Cümlesi bitmeden telefon kapanmış ve içimde deli bir esintinin esmesine neden olmuştu. Böyle bir zamanda bile o pislik herif önüme çıkıyordu.

Kafa iznindeydim olan ben. Onun yüzünden bu hallere düşmüşken yine o manyak beni bulmuştu. O kadar insan içinden neden ben!

Sonra takıntılı ben oluyorum, bu benim kaderim, kaderim.

Koşarak hapis tutulduğum o odadan çıkarak kendi odama ilerledim, silahımla anahtarlarımı alarak görev yerime varacaktım. Yemişim kafa iznini.

Görev görevdir.

.....

Olay yerine vardığımda buraya daha öncede geldiğini fark ettim. Düşüncelerim bu alanın nereden tanıdık gelmeye çalıştığını ararken ben etrafta olağan dışı bir durum fark edemiyordum. Gayet doğal bir mekan ve herkesin rahatça girip çıkabileceği bir alandı. Günümüzde meşhur olan Starbucks için kurulmuş olabilecek son derece uygunsuz bir yer desek daha iyi.

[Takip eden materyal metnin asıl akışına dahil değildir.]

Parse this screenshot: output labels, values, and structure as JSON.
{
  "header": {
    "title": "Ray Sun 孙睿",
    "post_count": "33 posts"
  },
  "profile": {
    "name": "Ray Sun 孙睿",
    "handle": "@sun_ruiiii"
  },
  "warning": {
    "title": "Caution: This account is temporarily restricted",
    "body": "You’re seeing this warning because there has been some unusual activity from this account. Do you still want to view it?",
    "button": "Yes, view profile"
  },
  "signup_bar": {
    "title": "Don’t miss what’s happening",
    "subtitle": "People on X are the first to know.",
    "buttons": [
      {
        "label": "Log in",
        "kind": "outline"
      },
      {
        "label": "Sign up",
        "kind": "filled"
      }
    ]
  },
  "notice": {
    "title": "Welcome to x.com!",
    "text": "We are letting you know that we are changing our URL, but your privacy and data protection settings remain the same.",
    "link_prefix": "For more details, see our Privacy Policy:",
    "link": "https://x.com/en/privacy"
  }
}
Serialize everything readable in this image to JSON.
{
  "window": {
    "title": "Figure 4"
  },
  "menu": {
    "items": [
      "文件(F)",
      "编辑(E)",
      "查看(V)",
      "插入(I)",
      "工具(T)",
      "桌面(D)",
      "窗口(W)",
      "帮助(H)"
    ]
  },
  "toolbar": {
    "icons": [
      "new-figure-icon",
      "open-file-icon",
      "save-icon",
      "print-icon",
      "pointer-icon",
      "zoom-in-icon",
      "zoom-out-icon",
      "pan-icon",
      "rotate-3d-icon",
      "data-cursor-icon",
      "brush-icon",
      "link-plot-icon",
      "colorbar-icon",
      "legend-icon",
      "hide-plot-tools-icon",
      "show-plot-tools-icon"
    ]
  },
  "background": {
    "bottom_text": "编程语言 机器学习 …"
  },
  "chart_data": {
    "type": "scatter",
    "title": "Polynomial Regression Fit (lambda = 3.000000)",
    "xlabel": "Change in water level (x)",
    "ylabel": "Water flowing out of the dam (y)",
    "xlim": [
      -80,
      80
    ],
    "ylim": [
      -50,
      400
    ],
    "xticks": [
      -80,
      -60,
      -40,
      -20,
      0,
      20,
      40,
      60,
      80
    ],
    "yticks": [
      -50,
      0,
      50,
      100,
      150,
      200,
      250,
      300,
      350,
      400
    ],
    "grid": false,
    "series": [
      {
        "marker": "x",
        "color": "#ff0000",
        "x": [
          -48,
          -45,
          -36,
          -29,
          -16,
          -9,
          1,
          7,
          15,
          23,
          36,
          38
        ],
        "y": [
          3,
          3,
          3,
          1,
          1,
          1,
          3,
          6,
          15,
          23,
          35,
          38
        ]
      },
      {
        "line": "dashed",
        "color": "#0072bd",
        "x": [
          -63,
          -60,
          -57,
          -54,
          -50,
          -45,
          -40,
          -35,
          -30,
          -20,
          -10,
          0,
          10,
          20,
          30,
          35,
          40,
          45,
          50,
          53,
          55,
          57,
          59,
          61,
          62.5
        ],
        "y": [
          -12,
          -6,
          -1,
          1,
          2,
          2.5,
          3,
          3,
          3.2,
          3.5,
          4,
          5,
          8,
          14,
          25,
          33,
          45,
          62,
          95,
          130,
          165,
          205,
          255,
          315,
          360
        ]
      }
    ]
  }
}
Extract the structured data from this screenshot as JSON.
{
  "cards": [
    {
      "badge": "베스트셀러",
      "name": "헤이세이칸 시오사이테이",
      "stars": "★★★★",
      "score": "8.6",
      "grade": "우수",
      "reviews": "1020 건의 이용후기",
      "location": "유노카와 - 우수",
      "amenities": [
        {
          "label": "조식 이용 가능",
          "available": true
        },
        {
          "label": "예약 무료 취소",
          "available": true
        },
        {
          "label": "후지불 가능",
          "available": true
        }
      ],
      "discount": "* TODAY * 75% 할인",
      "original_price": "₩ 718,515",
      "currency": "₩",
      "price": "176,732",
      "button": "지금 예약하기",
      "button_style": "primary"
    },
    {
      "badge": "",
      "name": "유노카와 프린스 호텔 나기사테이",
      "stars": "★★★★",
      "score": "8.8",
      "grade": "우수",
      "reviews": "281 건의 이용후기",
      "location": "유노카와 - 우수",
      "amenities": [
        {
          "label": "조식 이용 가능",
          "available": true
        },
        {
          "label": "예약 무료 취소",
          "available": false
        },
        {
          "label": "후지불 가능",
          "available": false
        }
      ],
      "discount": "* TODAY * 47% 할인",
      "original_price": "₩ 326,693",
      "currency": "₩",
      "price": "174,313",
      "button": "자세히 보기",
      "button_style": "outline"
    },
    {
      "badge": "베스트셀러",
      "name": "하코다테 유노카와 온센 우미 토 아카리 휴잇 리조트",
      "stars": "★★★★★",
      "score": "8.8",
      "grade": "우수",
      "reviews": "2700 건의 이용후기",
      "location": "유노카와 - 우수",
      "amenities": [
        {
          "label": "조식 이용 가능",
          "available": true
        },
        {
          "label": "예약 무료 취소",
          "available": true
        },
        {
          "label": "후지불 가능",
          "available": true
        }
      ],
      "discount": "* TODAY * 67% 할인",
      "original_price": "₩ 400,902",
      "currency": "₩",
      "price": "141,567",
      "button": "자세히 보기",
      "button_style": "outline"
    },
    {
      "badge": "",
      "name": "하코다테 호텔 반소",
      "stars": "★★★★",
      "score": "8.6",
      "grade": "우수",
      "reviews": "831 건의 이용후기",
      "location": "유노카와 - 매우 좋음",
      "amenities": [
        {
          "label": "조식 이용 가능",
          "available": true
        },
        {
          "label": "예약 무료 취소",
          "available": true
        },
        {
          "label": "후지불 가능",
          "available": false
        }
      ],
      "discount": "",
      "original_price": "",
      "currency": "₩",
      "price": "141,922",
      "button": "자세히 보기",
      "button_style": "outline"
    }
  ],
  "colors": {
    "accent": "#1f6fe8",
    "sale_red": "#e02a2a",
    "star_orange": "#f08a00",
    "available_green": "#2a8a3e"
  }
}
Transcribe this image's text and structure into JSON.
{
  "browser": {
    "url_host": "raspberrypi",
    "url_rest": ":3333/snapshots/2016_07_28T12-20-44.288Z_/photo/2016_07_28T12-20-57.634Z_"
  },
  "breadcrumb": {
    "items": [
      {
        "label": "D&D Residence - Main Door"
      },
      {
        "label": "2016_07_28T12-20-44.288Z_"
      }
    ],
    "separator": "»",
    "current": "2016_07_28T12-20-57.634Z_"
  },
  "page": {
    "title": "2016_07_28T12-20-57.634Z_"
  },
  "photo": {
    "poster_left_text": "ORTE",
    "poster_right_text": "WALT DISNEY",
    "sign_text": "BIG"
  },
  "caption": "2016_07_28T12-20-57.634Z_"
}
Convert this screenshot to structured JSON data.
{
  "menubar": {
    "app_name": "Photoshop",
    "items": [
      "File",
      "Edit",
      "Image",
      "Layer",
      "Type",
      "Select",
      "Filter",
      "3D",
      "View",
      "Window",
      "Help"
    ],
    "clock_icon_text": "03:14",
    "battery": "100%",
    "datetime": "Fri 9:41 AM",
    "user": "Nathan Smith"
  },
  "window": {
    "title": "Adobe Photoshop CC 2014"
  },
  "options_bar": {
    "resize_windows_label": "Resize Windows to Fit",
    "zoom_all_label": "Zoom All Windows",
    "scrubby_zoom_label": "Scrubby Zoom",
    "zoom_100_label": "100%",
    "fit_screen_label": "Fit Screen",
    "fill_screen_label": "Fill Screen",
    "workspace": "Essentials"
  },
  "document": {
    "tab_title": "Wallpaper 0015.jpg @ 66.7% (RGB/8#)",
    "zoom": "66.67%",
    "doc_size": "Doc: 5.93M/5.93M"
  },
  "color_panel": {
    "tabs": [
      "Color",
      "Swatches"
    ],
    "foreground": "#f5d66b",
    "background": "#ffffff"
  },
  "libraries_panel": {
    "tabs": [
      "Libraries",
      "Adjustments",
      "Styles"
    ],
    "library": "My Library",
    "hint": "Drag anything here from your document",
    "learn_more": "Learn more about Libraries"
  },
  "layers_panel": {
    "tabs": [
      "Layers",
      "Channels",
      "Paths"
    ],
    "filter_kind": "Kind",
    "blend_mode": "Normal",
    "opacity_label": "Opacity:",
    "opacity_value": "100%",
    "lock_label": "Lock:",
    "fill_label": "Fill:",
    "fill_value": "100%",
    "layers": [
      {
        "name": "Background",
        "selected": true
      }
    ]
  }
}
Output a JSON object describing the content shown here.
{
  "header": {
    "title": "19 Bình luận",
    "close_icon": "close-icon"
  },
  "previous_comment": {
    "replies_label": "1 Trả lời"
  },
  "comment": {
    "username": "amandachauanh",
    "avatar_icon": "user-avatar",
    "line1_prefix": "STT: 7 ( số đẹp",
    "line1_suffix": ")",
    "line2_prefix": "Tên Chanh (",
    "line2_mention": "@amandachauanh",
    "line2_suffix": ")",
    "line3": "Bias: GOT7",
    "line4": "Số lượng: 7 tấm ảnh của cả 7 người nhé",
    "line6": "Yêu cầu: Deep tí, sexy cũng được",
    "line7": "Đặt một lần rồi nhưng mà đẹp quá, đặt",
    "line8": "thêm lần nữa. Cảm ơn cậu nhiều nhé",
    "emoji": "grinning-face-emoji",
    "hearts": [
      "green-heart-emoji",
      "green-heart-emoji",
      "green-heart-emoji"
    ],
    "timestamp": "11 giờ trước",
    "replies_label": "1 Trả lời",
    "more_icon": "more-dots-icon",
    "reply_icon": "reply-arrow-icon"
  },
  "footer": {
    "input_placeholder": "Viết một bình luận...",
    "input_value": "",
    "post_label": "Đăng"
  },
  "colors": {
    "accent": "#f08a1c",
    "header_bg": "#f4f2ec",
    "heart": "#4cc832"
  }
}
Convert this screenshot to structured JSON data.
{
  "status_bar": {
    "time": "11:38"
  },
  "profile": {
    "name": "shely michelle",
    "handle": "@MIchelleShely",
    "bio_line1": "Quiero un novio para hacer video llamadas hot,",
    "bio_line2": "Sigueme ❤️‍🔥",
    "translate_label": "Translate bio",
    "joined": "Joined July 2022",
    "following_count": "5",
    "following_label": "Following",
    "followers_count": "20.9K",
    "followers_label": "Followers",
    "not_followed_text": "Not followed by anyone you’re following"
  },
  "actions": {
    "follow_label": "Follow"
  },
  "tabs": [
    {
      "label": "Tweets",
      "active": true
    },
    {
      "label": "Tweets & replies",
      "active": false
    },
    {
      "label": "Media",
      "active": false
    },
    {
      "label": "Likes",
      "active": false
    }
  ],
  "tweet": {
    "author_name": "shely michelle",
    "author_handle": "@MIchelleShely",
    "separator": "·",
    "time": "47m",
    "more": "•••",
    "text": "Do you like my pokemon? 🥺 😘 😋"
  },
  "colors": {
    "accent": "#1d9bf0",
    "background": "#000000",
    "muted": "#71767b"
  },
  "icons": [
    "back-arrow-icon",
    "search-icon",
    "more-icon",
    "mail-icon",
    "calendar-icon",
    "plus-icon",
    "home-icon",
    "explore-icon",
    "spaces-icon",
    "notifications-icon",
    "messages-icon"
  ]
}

Ya da ben öyle düşünüyorum. O kadar fastfood markası arasında kalmış küçük bir market gibi görünüyordu. Ah tabi yan taraftaki alışveriş merkezinden kahkaha atmaktan yarılarak çıkan on beşlerinde ergenler için gayet sıradışı bir mekandı. Yanlış anlaşılma olmasın ama zamanında bizi evin önüne çıkarmayan anne babalar ne ara level atlamış bu kadar açılmıştı anlamış değildim.

Atılan konumun buralarda bir yerde olduğu asikardi ancak gelen ihbar görüldüğü üzere asılsızdı. Bu biraz moreli mi bozsada asılsız ihbarlara ne de olsa alışıktım.

Bir polis olarak bir çok görevimizde eli boş dönüyorduk.

Derin bir nefes alarak arabama doğru gidecekken yoğun kalabalık arasından Starbucks kalabalığının içindeki bir silüet dikkatimi çekti.

Bana bakıp sırıtıyordu.

Sakinim.

Bir, beş, yedi , on ,

Gerizekalı Ekin.

Ne işin var lan senin burada?

Koşarak yanıma geldiğinde sırtıma sertçe bir yumruk attı. Ve elinde tuttuğu bardağı bana uzattı.

"Kanka 50 lira borç versene." dedi, geldiği yerdeki Asliye'yi göstererek.

" Ne oluyor olum. ne işiniz var sizin burada. Görevde değil miydiniz siz?" Sorumu eş geçip kolumdan tutuşturarak Asliye'nin yanına götürdü.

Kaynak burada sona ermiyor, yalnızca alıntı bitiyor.